InterSpeech 2021

Non-verbal Vocalisation and Laughter Detection using Sequence-to-sequence Models and Multi-label Training
(3 minutes introduction)

Scott Condron (Speech Graphics, UK), Georgia Clarke (Speech Graphics, UK), Anita Klementiev (Speech Graphics, UK), Daniela Morse-Kopp (Speech Graphics, UK), Jack Parry (Speech Graphics, UK), Dimitri Palaz (Speech Graphics, UK)

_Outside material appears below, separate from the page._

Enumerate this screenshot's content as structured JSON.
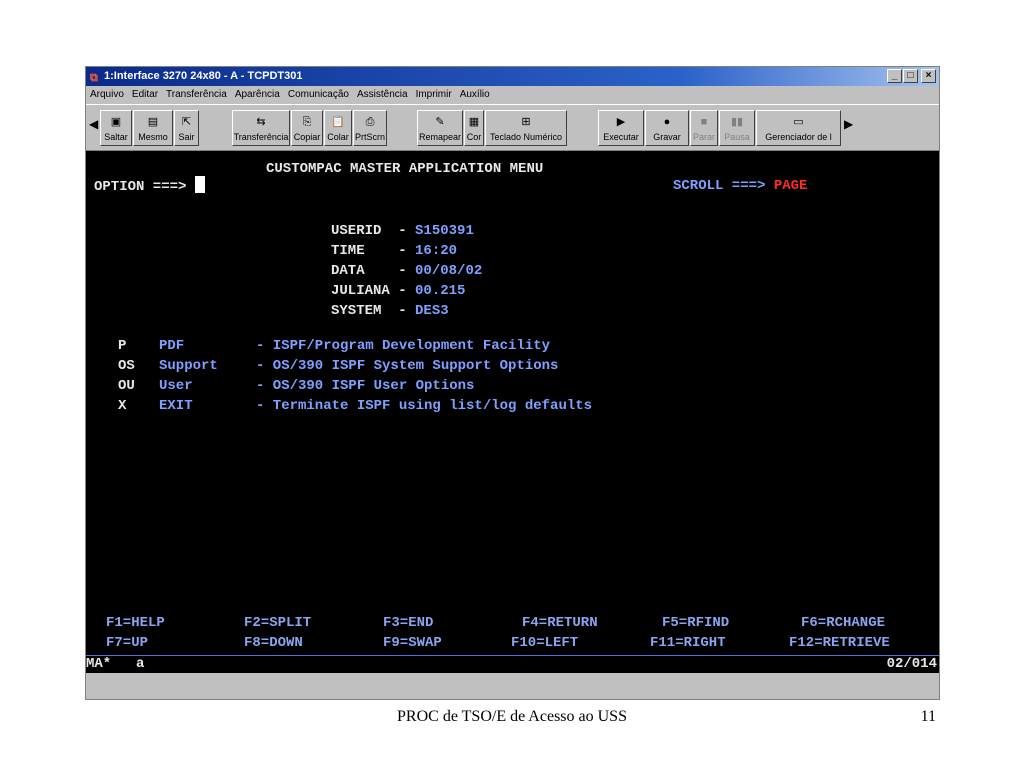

Non-verbal vocalisations (NVVs) such as laughter are an important part of communication in social interactions and carry important information about a speaker’s state or intention. There remains no clear definition of NVVs and there is no clearly defined protocol for transcribing or detecting NVVs. As such, the standard approach has been to focus on detecting a single NVV such as laughter and map all other NVVs to an “other” class. In this paper we hypothesise that for this task such an approach hurts performance, and that giving more information by using more classes is beneficial. To address this, we present studies using sequence-to-sequence deep neural networks where we include multiple NVV classes rather than mapping them to “other” and allow more than one label per sample. We show that this approach yields better performance than the standard approach on NVV detection. We also evaluate the same model on laughter detection using frame-based and utterance-based metrics and show that the proposed approach yields state-of-the-art performance on the ICSI corpus.